プチうつの人への名作、夜と霧
うつ病の治療法、認知行動療法
価値観が気持ちを決める
誰もが日常生活のストレス、対人関係などで気持ちが落ち込み、プチうつになったり、会社などでどうしようもない環境におかれ、本当のうつ病になることもあります。こんな時、病院の精神科では認知行動療法が薦められることがあります。
平たく言えば考え方、価値観を変え、行動を変えることです。例えばコップに半分、水が残っているとき、もう半分しかない、と考えるか、まだ半分残っている、と考えるかはその人の価値観です。
でもそれにより、行動が正反対になることもあります。残り半分なので少し我慢しよう、半分も残っているので、まだまだたくさん飲める。
世界のベストセラー10に入っている名著、夜と霧
アウシュビッツを生き延びて
「夜と霧」とは世界のすべての本の中でベストテンに入る世界的名著です。作者はフランクル、奇跡的に強制収容所アウシュビッツを生き延びたユダヤ人の精神科の医師です。考えうる最悪の極限状態の中を生き延びた人です。
収容所で僅かな食事を与えられ過酷な作業をさせられる、そして周りの人が毎日、一人一人、ガス室で処刑されたり人体実験に使われたりして殺されていく。
希望と目的があなたを救う
いつ死んでもおかしくない、自暴自棄になり自ら命を絶ってもおかしくない。その、多くの人が殺されたり、衰弱死したり自死したりする中で生き延びた人がいました。
その地獄を生き延びた人は身体が頑強な人でなく、わずかに残っている自分の人生に可能性を見出した人、目的意識を持った人達でした。つまり、何かが待っている、誰かが待っている、と信じられた人のみが生き延びることができました。
生きる目的と、妻との幸せな想い出が彼が生き延ばさせました
フランクルは収容所を出たら精神科向けの専門書を出版すること、そして妻と暮らした短い幸せの日々の記憶を糧に生き延びることができました。
彼は新婚間もないころに夫婦ともにナチスにとらえられ、収容所送りになりました。だから夫婦生活は大変、短かったのですがその幸せな短い時を何度も思い出して、苦しみに耐えました。

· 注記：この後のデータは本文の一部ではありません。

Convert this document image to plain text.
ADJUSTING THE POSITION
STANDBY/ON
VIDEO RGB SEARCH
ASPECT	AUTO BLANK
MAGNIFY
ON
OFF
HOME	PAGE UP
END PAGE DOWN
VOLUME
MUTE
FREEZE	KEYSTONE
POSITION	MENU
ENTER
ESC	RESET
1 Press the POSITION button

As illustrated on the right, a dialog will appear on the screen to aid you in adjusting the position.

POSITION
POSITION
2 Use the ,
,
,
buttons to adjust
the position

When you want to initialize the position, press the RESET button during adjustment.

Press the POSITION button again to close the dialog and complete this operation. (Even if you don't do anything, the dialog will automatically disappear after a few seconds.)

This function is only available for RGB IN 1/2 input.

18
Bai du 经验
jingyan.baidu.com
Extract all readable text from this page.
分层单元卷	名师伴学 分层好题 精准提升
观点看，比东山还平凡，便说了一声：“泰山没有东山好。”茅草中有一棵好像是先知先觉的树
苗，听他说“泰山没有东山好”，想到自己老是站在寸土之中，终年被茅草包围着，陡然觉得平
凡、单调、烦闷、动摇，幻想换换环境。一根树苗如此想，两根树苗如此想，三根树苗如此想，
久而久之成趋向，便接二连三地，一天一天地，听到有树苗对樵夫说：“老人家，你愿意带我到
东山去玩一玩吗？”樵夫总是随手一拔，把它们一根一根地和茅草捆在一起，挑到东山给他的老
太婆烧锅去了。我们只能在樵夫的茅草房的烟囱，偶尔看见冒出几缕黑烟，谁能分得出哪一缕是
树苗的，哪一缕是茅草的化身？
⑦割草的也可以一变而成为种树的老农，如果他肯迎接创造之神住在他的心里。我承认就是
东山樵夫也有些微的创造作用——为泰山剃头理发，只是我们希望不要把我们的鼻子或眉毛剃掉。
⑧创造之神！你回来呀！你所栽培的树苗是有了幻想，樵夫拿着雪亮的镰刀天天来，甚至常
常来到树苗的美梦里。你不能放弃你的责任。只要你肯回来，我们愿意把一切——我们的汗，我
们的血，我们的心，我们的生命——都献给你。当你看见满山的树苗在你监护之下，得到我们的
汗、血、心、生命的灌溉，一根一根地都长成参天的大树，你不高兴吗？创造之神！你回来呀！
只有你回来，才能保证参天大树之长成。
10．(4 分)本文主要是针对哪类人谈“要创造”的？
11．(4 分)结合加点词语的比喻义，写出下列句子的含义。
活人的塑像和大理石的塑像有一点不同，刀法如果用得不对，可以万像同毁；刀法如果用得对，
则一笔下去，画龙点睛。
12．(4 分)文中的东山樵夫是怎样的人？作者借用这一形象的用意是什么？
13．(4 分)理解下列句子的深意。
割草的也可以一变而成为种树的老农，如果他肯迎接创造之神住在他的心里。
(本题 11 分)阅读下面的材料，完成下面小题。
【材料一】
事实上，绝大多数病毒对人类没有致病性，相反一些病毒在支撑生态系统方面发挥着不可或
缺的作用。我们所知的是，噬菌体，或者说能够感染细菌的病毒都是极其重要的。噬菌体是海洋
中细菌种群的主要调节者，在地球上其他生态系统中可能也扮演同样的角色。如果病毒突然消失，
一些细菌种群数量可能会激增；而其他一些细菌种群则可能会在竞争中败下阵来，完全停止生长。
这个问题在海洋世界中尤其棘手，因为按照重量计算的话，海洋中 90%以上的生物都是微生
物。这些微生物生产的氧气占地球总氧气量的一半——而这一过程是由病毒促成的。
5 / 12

そして、看守の目を盗んで手に入れた鉛筆と紙で、看守のいない時に精神科向けの医学書をかき出しました。もちろん、見つかれば即、ガス室ですので隠し通しました。
彼は生き延びることができました、彼より屈強な人が精神を病んで自殺したり、病気になり無くなりましたが、彼は生き延びました。「収容所を出たら、本を出版する、という使命が私を待っている」と信じることによって。
あまり考え込まず、一つ一つの事に一生懸命に対処して生きること
貴方にも待っている事はありませんか、待っている人はありませんか。
万が一、思い当たらなかったら自分で作ることもできます。笑顔で周りの人を幸せにさせる(破顔施)、道のごみを拾う、席を譲る、プチボランティア活動をする、などなど。
考えたらいっぱいあります。それが巡り巡って自分を救います。そして彼いわく、幸福の秘訣は、あまり自分の心の奥底を覗き込まず、直面する様々な人生の問いに全力で答えていくこと、だそうです。
あまり考え込まず、一つ一つの事に一生懸命に対処して生きることだそうです。何かがあなたを待っている、誰かがあなたを待っている。
私自身も鍼灸をもっと広め、鍼灸で皆様に喜んで頂くのが生きがいになっています。同級生がみなリタイアしている年になっても、現役で皆様のお役に立てていることに喜びを感じています。
あるがままに生きる
森田療法の考え方、仏教的諦観
悩んでいるとき、気が落ち込んでいるときは狭い世界に閉じ込められて、視野が狭くなり、ご自身の周りしか見えていない事がほとんどです。こんな時、日本独自の精神療法、森田療法の考え方が役に立ちます。
森田療法とは100年ほど前に、東大の精神科、森田正馬医師により考え出された精神、神経療法です。考え方は、一言でいえば、悩んでいるとき、「考え込まずに物事を、まず、あるがまま、そのままに受け止める」ということ。仏教の諦観、良い意味での諦めの気持ち、とも合致します。
そして自分が宇宙の一部であり、自分と宇宙が一体であることを知ること。